Design
This is a prospective multicentre observational study. Unlike studies of prognostic models, in the present study, diagnostic models were developed, that is, models designed to determine whether a patient was in the compensated or decompensated phase of their disease (exacerbation of COPD and/or HF decompensation).
Sample
The criteria for admission to the study and the recruitment process have been previously reported16. Patients older than 55 years, able to walk at least 30 m, with a main diagnosis of decompensated HF and/or exacerbation of COPD, and hospitalized at the Department of Internal Medicine, Cardiology or Pneumology, were included. Participants with a pacemaker or intracardiac device, domiciliary oxygen therapy users prior to admission and patients with HF functional class IV of the New York Heart Association (NYHA) were excluded26.
Four hospitals participated: two tertiary university hospitals (600–900 hospital beds) and two regional secondary care hospitals (150–400 hospital beds) from the provinces of Barcelona and Madrid.
Each centre had a trained interviewer, and each department had a reference physician who was accessible to the interviewer. Each day, the interviewer contacted the referring physicians to review the hospitalization census and identify patients with the diagnosis of interest. Next, the interviewer confirmed the main diagnosis (decompensated HF and/or exacerbation of COPD) with the physician responsible for the patient and then contacted the participant (the same day or the next day) to obtain informed consent and verify compliance with all admission criteria of the study. The sample was obtained through convenience sampling, and all patients were enrolled consecutively as they were identified.
The recruitment and follow-up periods lasted 18 months from November 2010.
Evaluation of the participants
Each patient received three identical evaluations: the first in the hospitalization unit (V1) and the other two consecutively and at least 24 hours apart in the participant's home at 30 days after hospital discharge (V2 and V3). Thus, each participant received one evaluation in the decompensated phase (V1) and two in the compensated phase (V2, V3) of their disease.
The evaluation protocol16 included documentation of symptoms (dyspnoea according to the NYHA26 and Modified Medical Research Council (mMRC)27 scales) and physiological parameters (HR and Ox) in two consecutive periods: effort (walking at a normal pace and on flat terrain for a maximum of 6 minutes) and recovery (seated for 4 minutes after the end of the effort period).
HR and Ox were considered as time series with a sample frequency of 1 Hz, and were collected throughout the evaluation through a pulse oximeter (Model 3100, brand Nonin Medical, Inc., Plymouth, MN, USA) placed on the left index finger.
Reference standard diagnostic test
Given the absence of a single standard diagnostic test to verify whether a patient was in the compensated or decompensated phase of their disease, the clinical judgment of the participant’s responsible physician was considered a standard diagnostic test. Thus, in the decompensated phase, the diagnosis of decompensated HF and/or COPD exacerbation corresponded to the confirmed diagnosis from the participant’s attending physician (in cases of diagnostic doubt, the patient was excluded). For the compensated phase, the standard diagnosis of compensated HF and/or stable COPD was confirmed by a study physician through telephone contact with the participant 30 days after hospital discharge. During this telephone interaction, the patient was considered to be in the compensated phase if none of the following events had occurred since hospital discharge: increased cough, sputum or dyspnoea; initiation of or an increase in corticosteroid use; initiation of antibiotic treatment and medical consultation for worsening of the clinical situation from any cause. In cases of doubt or if the compensated phase could not be confirmed, successive telephone contacts were made until the phase could be confirmed. The interviewer scheduled home visits for the respective evaluations (V2, V3) only after confirmation and within 24–48 hours of receiving confirmation.

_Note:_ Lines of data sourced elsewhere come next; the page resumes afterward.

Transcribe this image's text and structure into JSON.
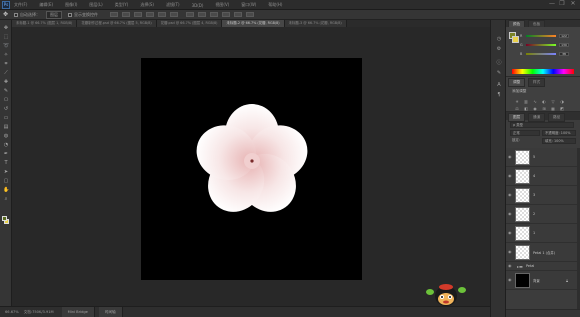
{
  "app": {
    "brand_icon": "photoshop-ps-icon",
    "menu": [
      "文件(F)",
      "编辑(E)",
      "图像(I)",
      "图层(L)",
      "类型(Y)",
      "选择(S)",
      "滤镜(T)",
      "3D(D)",
      "视图(V)",
      "窗口(W)",
      "帮助(H)"
    ],
    "window_controls": [
      "—",
      "❐",
      "✕"
    ]
  },
  "options_bar": {
    "tool_icon": "move-tool-icon",
    "auto_select_label": "自动选择：",
    "auto_select_value": "图层",
    "show_transform_label": "显示变换控件"
  },
  "tabs": [
    {
      "label": "未标题-1 @ 66.7% (图层 1, RGB/8)",
      "active": false
    },
    {
      "label": "花瓣制作过程.psd @ 66.7% (图层 5, RGB/8)",
      "active": false
    },
    {
      "label": "花瓣.psd @ 66.7% (图层 4, RGB/8)",
      "active": false
    },
    {
      "label": "未标题-2 @ 66.7% (花瓣, RGB/8)",
      "active": true
    },
    {
      "label": "未标题-3 @ 66.7% (花瓣, RGB/8)",
      "active": false
    }
  ],
  "tools": [
    "move-tool-icon",
    "marquee-tool-icon",
    "lasso-tool-icon",
    "quick-select-tool-icon",
    "crop-tool-icon",
    "eyedropper-tool-icon",
    "healing-brush-icon",
    "brush-tool-icon",
    "clone-stamp-icon",
    "history-brush-icon",
    "eraser-icon",
    "gradient-tool-icon",
    "blur-tool-icon",
    "dodge-tool-icon",
    "pen-tool-icon",
    "type-tool-icon",
    "path-select-icon",
    "shape-tool-icon",
    "hand-tool-icon",
    "zoom-tool-icon"
  ],
  "canvas": {
    "background_color": "#000000",
    "flower_color": "#f4dada",
    "center_color": "#7a2a2a"
  },
  "status": {
    "zoom": "66.67%",
    "doc_info": "文档:750K/3.91M",
    "bottom_tabs": [
      "Mini Bridge",
      "时间轴"
    ]
  },
  "color_panel": {
    "tabs": [
      "颜色",
      "色板"
    ],
    "sliders": [
      {
        "label": "R",
        "value": "122"
      },
      {
        "label": "G",
        "value": "130"
      },
      {
        "label": "B",
        "value": "38"
      }
    ],
    "foreground_color": "#7a8226"
  },
  "adjustments_panel": {
    "tabs": [
      "调整",
      "样式"
    ],
    "heading": "添加调整",
    "icons": [
      "brightness-icon",
      "levels-icon",
      "curves-icon",
      "exposure-icon",
      "vibrance-icon",
      "hue-sat-icon",
      "color-balance-icon",
      "bw-icon",
      "photo-filter-icon",
      "channel-mixer-icon",
      "color-lookup-icon",
      "invert-icon"
    ]
  },
  "layers_panel": {
    "tabs": [
      "图层",
      "通道",
      "路径"
    ],
    "filter_label": "ρ 类型",
    "blend_mode": "正常",
    "opacity_label": "不透明度: 100%",
    "lock_label": "锁定:",
    "fill_label": "填充: 100%",
    "layers": [
      {
        "name": "5",
        "thumb": "checker"
      },
      {
        "name": "4",
        "thumb": "checker"
      },
      {
        "name": "3",
        "thumb": "checker"
      },
      {
        "name": "2",
        "thumb": "checker"
      },
      {
        "name": "1",
        "thumb": "checker"
      },
      {
        "name": "Petal 1 (合并)",
        "thumb": "checker"
      }
    ],
    "group_name": "Petal",
    "background_layer": "背景"
  },
  "overlay": {
    "mascot_icon": "cartoon-mascot-icon"
  }
}
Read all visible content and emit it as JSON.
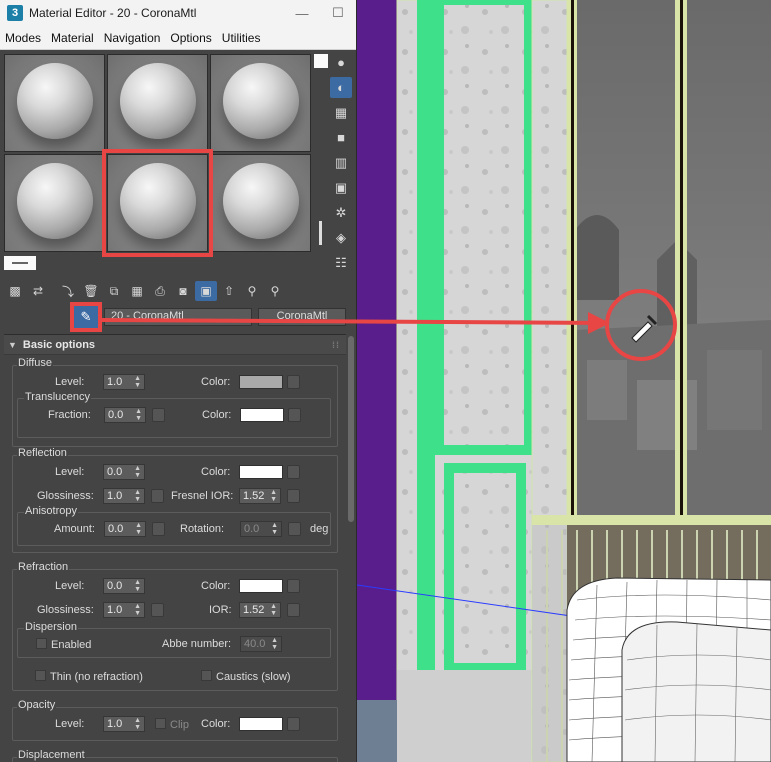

Index test: diagnostic algorithms
Initial preparation of potentially predictive variables or characteristics
Given the objective of the study (development of an “online” algorithm capable of detecting the proximity of an exacerbation from HR and Ox data), various characteristics of each of the evaluations were extracted (V1, V2, V3). For this purpose, the effort phase (walking) and recovery phase of each evaluation were separated by verifying the times recorded manually in the data collection records at the beginning and end of each phase of the test and visually reviewing the signals to confirm the manual records. Once the signals were separated according to the evaluation phase, the corresponding characteristics of the available measures were extracted.
Numerous characteristics were extracted from the signals. During each of the tests, two different phases were considered: effort and recovery, which were treated separately. From each of the phases, three signals were considered: HR, Ox and the normalized difference between them. From each of these three temporal signals, the characteristics of the temporal (the mean and standard deviation) and frequencial domains (the characteristics of the first and second harmonics, the sum of all harmonics and the six first indexes of the principal component analysis [PCA] for the normalized fast Fourier transform [FFT] of the signal) were extracted. Accordingly, 13 characteristics of each phase were obtained (26 characteristics total for each evaluation).
Labelling and definition of the events to be detected
Given that the main objective of the study was detection of a transition from a state considered normal or stable (HF or COPD in the compensated phase [V2, V3]) to a state of decompensation or exacerbation (decompensated phase [V1]), a methodological scheme was applied based on calculation of the differences between the evaluations of each available characteristic. Thus, if a patient had three evaluations (V1, V2 and V3), six differences or useful comparative signals were obtained from these evaluations (V1-V2, V1-V3, V2-V1, V2-V3, V3-V1, V3-V2). The label of each of these comparative signals is illustrated in Fig. 1.
Although the differences V1-V2 and V1-V3 might be more appropriately considered as “decompensation recovery” rather than “no decompensation”, we decided to discard a third label category (“decompensation recovery”) due to the small sample size and because the main objective of the trial was the detection of a decompensation.
Selection of predictor variables or characteristics
In a first approximation, potential predictive characteristics were selected using the random forest28, gradient boosting classifier28 and light gradient-boosting machine (LGBM)29 classification algorithms, which integrate the functions of characteristic selection by importance within the decision.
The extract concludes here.